# (Cumulative Update for Windows 10 for x64-based Systems (KB3081424) no



## alawi (Dec 2, 2007)

It is 2 days this try to install on Lenovo Z50 and it is not completed, when the computer restart for installing it is rollback the update, ((Cumulative Update for Windows 10 for x64-based Systems (KB3081424)), also Windows Defender update are making problems not installed after Disable it ?


----------



## Corday (Mar 3, 2010)

The only thing I've seen on this so far is you might have users on your computer who no longer exist.

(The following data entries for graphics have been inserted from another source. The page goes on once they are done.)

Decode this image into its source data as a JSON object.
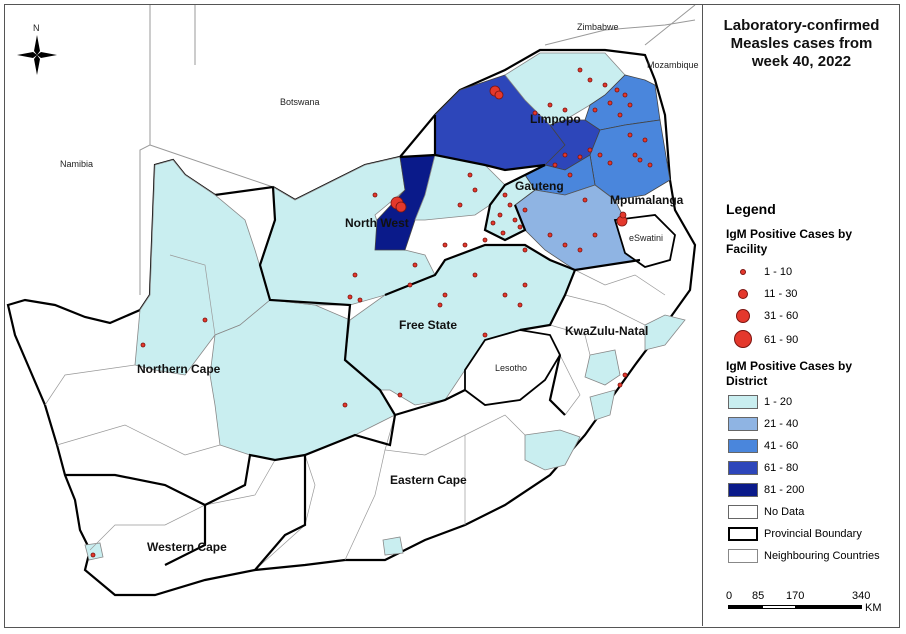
{
  "title_lines": [
    "Laboratory-confirmed",
    "Measles cases from",
    "week 40, 2022"
  ],
  "legend": {
    "heading": "Legend",
    "facility_heading": "IgM Positive Cases by Facility",
    "facility_classes": [
      {
        "label": "1 - 10",
        "size": 5
      },
      {
        "label": "11 - 30",
        "size": 9
      },
      {
        "label": "31 - 60",
        "size": 13
      },
      {
        "label": "61 - 90",
        "size": 18
      }
    ],
    "district_heading": "IgM Positive Cases by District",
    "district_classes": [
      {
        "label": "1 - 20",
        "color": "#c9eef0"
      },
      {
        "label": "21 - 40",
        "color": "#8fb4e3"
      },
      {
        "label": "41 - 60",
        "color": "#4a86dc"
      },
      {
        "label": "61 - 80",
        "color": "#2d46ba"
      },
      {
        "label": "81 - 200",
        "color": "#0a1a8a"
      },
      {
        "label": "No Data",
        "color": "#ffffff"
      }
    ],
    "provincial_boundary": "Provincial Boundary",
    "neighbouring_countries": "Neighbouring Countries"
  },
  "scale_bar": {
    "ticks": [
      "0",
      "85",
      "170",
      "340"
    ],
    "unit": "KM"
  },
  "map": {
    "north_arrow": "N",
    "countries": [
      "Zimbabwe",
      "Mozambique",
      "Botswana",
      "Namibia",
      "eSwatini",
      "Lesotho"
    ],
    "provinces": [
      "Limpopo",
      "Gauteng",
      "Mpumalanga",
      "North West",
      "Free State",
      "KwaZulu-Natal",
      "Northern Cape",
      "Eastern Cape",
      "Western Cape"
    ]
  },
  "colors": {
    "outbreak_dot": "#e4382c",
    "dot_outline": "#7a1410"
  }
}
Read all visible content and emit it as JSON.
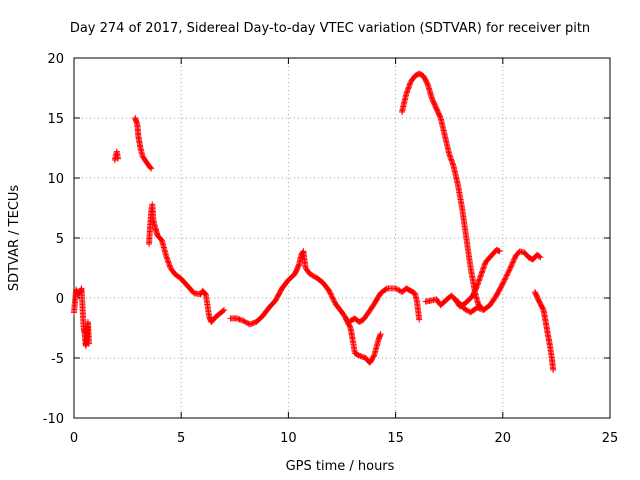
{
  "chart_data": {
    "type": "scatter",
    "title": "Day 274 of 2017, Sidereal Day-to-day VTEC variation (SDTVAR) for receiver pitn",
    "xlabel": "GPS time / hours",
    "ylabel": "SDTVAR / TECUs",
    "xlim": [
      0,
      25
    ],
    "ylim": [
      -10,
      20
    ],
    "x_ticks": [
      0,
      5,
      10,
      15,
      20,
      25
    ],
    "y_ticks": [
      -10,
      -5,
      0,
      5,
      10,
      15,
      20
    ],
    "grid": true,
    "marker": "+",
    "series": [
      {
        "name": "SDTVAR",
        "color": "#ff0000",
        "segments": [
          [
            [
              0.0,
              -1.2
            ],
            [
              0.1,
              0.7
            ],
            [
              0.2,
              0.3
            ],
            [
              0.3,
              0.5
            ],
            [
              0.35,
              0.8
            ],
            [
              0.4,
              -0.8
            ],
            [
              0.45,
              -2.5
            ],
            [
              0.5,
              -3.0
            ],
            [
              0.55,
              -4.0
            ],
            [
              0.6,
              -3.5
            ],
            [
              0.65,
              -2.0
            ],
            [
              0.7,
              -3.8
            ]
          ],
          [
            [
              1.9,
              11.5
            ],
            [
              2.0,
              12.2
            ],
            [
              2.05,
              11.6
            ]
          ],
          [
            [
              2.85,
              15.0
            ],
            [
              2.95,
              14.5
            ],
            [
              3.0,
              13.5
            ],
            [
              3.1,
              12.5
            ],
            [
              3.2,
              11.8
            ],
            [
              3.35,
              11.4
            ],
            [
              3.5,
              11.0
            ],
            [
              3.6,
              10.8
            ]
          ],
          [
            [
              3.5,
              4.5
            ],
            [
              3.55,
              6.0
            ],
            [
              3.6,
              7.2
            ],
            [
              3.65,
              7.8
            ],
            [
              3.7,
              6.5
            ],
            [
              3.8,
              5.8
            ],
            [
              3.9,
              5.2
            ],
            [
              4.1,
              4.8
            ],
            [
              4.3,
              3.5
            ],
            [
              4.5,
              2.5
            ],
            [
              4.7,
              2.0
            ],
            [
              5.0,
              1.6
            ],
            [
              5.3,
              1.0
            ],
            [
              5.6,
              0.4
            ],
            [
              5.9,
              0.3
            ],
            [
              6.0,
              0.6
            ],
            [
              6.15,
              0.3
            ],
            [
              6.3,
              -1.5
            ],
            [
              6.4,
              -2.0
            ],
            [
              6.6,
              -1.6
            ],
            [
              6.8,
              -1.3
            ],
            [
              7.0,
              -1.0
            ]
          ],
          [
            [
              7.3,
              -1.7
            ],
            [
              7.6,
              -1.7
            ],
            [
              7.9,
              -1.9
            ],
            [
              8.2,
              -2.2
            ],
            [
              8.5,
              -2.0
            ],
            [
              8.8,
              -1.5
            ],
            [
              9.1,
              -0.8
            ],
            [
              9.4,
              -0.2
            ],
            [
              9.7,
              0.8
            ],
            [
              10.0,
              1.5
            ],
            [
              10.3,
              2.0
            ],
            [
              10.5,
              2.8
            ],
            [
              10.6,
              3.6
            ],
            [
              10.7,
              3.9
            ],
            [
              10.8,
              2.5
            ],
            [
              11.0,
              2.0
            ],
            [
              11.3,
              1.7
            ],
            [
              11.6,
              1.3
            ],
            [
              11.9,
              0.6
            ],
            [
              12.2,
              -0.5
            ],
            [
              12.5,
              -1.2
            ],
            [
              12.8,
              -2.0
            ]
          ],
          [
            [
              12.9,
              -1.9
            ],
            [
              13.1,
              -1.7
            ],
            [
              13.3,
              -2.0
            ],
            [
              13.5,
              -1.8
            ],
            [
              13.7,
              -1.3
            ],
            [
              14.0,
              -0.5
            ],
            [
              14.3,
              0.4
            ],
            [
              14.6,
              0.8
            ],
            [
              15.0,
              0.8
            ],
            [
              15.3,
              0.5
            ],
            [
              15.5,
              0.8
            ],
            [
              15.7,
              0.6
            ],
            [
              15.9,
              0.4
            ],
            [
              16.0,
              -0.3
            ],
            [
              16.1,
              -1.8
            ]
          ],
          [
            [
              12.7,
              -1.8
            ],
            [
              12.9,
              -2.5
            ],
            [
              13.0,
              -3.5
            ],
            [
              13.1,
              -4.6
            ],
            [
              13.3,
              -4.8
            ],
            [
              13.6,
              -5.0
            ],
            [
              13.8,
              -5.4
            ],
            [
              14.0,
              -4.8
            ],
            [
              14.2,
              -3.5
            ],
            [
              14.3,
              -3.0
            ]
          ],
          [
            [
              15.3,
              15.5
            ],
            [
              15.4,
              16.3
            ],
            [
              15.5,
              17.0
            ],
            [
              15.7,
              18.0
            ],
            [
              15.9,
              18.5
            ],
            [
              16.1,
              18.7
            ],
            [
              16.3,
              18.5
            ],
            [
              16.5,
              17.8
            ],
            [
              16.7,
              16.6
            ],
            [
              16.9,
              15.8
            ],
            [
              17.1,
              15.0
            ],
            [
              17.3,
              13.5
            ],
            [
              17.5,
              12.0
            ],
            [
              17.7,
              11.0
            ],
            [
              17.9,
              9.5
            ],
            [
              18.1,
              7.5
            ],
            [
              18.3,
              5.0
            ],
            [
              18.5,
              2.5
            ],
            [
              18.7,
              0.5
            ],
            [
              18.85,
              -0.5
            ],
            [
              19.0,
              -0.8
            ]
          ],
          [
            [
              17.8,
              -0.2
            ],
            [
              18.0,
              -0.7
            ],
            [
              18.2,
              -0.5
            ],
            [
              18.4,
              -0.2
            ],
            [
              18.6,
              0.2
            ],
            [
              18.8,
              1.0
            ],
            [
              19.0,
              2.0
            ],
            [
              19.2,
              3.0
            ],
            [
              19.5,
              3.6
            ],
            [
              19.7,
              4.0
            ],
            [
              19.85,
              3.9
            ]
          ],
          [
            [
              16.4,
              -0.3
            ],
            [
              16.7,
              -0.2
            ],
            [
              16.9,
              -0.1
            ],
            [
              17.1,
              -0.6
            ],
            [
              17.4,
              -0.1
            ],
            [
              17.6,
              0.2
            ],
            [
              17.9,
              -0.3
            ],
            [
              18.2,
              -0.9
            ],
            [
              18.5,
              -1.2
            ],
            [
              18.8,
              -0.8
            ],
            [
              19.1,
              -1.0
            ],
            [
              19.4,
              -0.6
            ],
            [
              19.7,
              0.2
            ],
            [
              20.0,
              1.2
            ],
            [
              20.3,
              2.3
            ],
            [
              20.6,
              3.5
            ],
            [
              20.8,
              3.9
            ],
            [
              21.0,
              3.8
            ],
            [
              21.2,
              3.4
            ],
            [
              21.4,
              3.2
            ],
            [
              21.6,
              3.6
            ],
            [
              21.75,
              3.4
            ]
          ],
          [
            [
              21.5,
              0.5
            ],
            [
              21.7,
              -0.3
            ],
            [
              21.9,
              -1.0
            ],
            [
              22.0,
              -2.0
            ],
            [
              22.1,
              -3.0
            ],
            [
              22.2,
              -4.0
            ],
            [
              22.3,
              -5.2
            ],
            [
              22.35,
              -6.0
            ]
          ]
        ]
      }
    ]
  }
}
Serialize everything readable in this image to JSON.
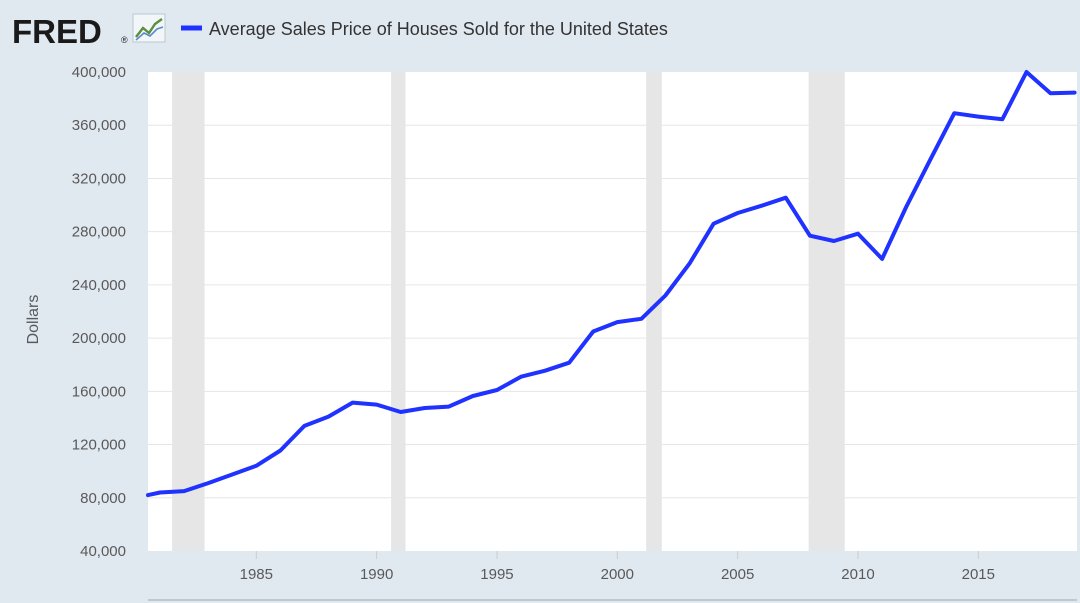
{
  "logo": {
    "text": "FRED",
    "registered": "®"
  },
  "colors": {
    "background": "#e1e9f0",
    "plot_background": "#ffffff",
    "series": "#1f32ff",
    "recession": "#e6e6e6",
    "grid": "#e6e6e6",
    "text": "#595959"
  },
  "chart_data": {
    "type": "line",
    "title": "",
    "xlabel": "",
    "ylabel": "Dollars",
    "legend": [
      "Average Sales Price of Houses Sold for the United States"
    ],
    "legend_position": "top-left",
    "grid": true,
    "xlim": [
      1980.5,
      2019.1
    ],
    "ylim": [
      40000,
      400000
    ],
    "yticks": [
      40000,
      80000,
      120000,
      160000,
      200000,
      240000,
      280000,
      320000,
      360000,
      400000
    ],
    "ytick_labels": [
      "40,000",
      "80,000",
      "120,000",
      "160,000",
      "200,000",
      "240,000",
      "280,000",
      "320,000",
      "360,000",
      "400,000"
    ],
    "xticks": [
      1985,
      1990,
      1995,
      2000,
      2005,
      2010,
      2015
    ],
    "xtick_labels": [
      "1985",
      "1990",
      "1995",
      "2000",
      "2005",
      "2010",
      "2015"
    ],
    "recessions": [
      [
        1981.5,
        1982.85
      ],
      [
        1990.6,
        1991.2
      ],
      [
        2001.2,
        2001.85
      ],
      [
        2007.95,
        2009.45
      ]
    ],
    "series": [
      {
        "name": "Average Sales Price of Houses Sold for the United States",
        "x": [
          1980.5,
          1981,
          1982,
          1983,
          1984,
          1985,
          1986,
          1987,
          1988,
          1989,
          1990,
          1991,
          1992,
          1993,
          1994,
          1995,
          1996,
          1997,
          1998,
          1999,
          2000,
          2001,
          2002,
          2003,
          2004,
          2005,
          2006,
          2007,
          2008,
          2009,
          2010,
          2011,
          2012,
          2013,
          2014,
          2015,
          2016,
          2017,
          2018,
          2019
        ],
        "values": [
          82000,
          84000,
          85000,
          91000,
          97500,
          104000,
          115500,
          134000,
          141000,
          151500,
          150000,
          144500,
          147500,
          148500,
          156500,
          161000,
          171000,
          175500,
          181500,
          205000,
          212000,
          214500,
          232000,
          256000,
          286000,
          294000,
          299500,
          305500,
          277000,
          273000,
          278500,
          259500,
          298500,
          334000,
          369000,
          366500,
          364500,
          400000,
          384000,
          384500
        ]
      }
    ]
  }
}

Delete them and try updating again.


----------



## alawi (Dec 2, 2007)

The computer is for only one user, and it is new not used more than 1 week, so how can I find another user if is there?


----------



## Corday (Mar 3, 2010)

There is a Registry fix, but I'd rather you wait to see if Microsoft does something in the next few days.


----------



## alawi (Dec 2, 2007)

That Registry is user profile I try it before and I lost login to my computer, thank Kaspersky rescue Disc, saved me.


----------



## Corday (Mar 3, 2010)

That's why I said to wait.


----------



## Corday (Mar 3, 2010)

From today's headlines.
*Windows 10 cumulative update causes 'reboot loop' havoc for some users*


----------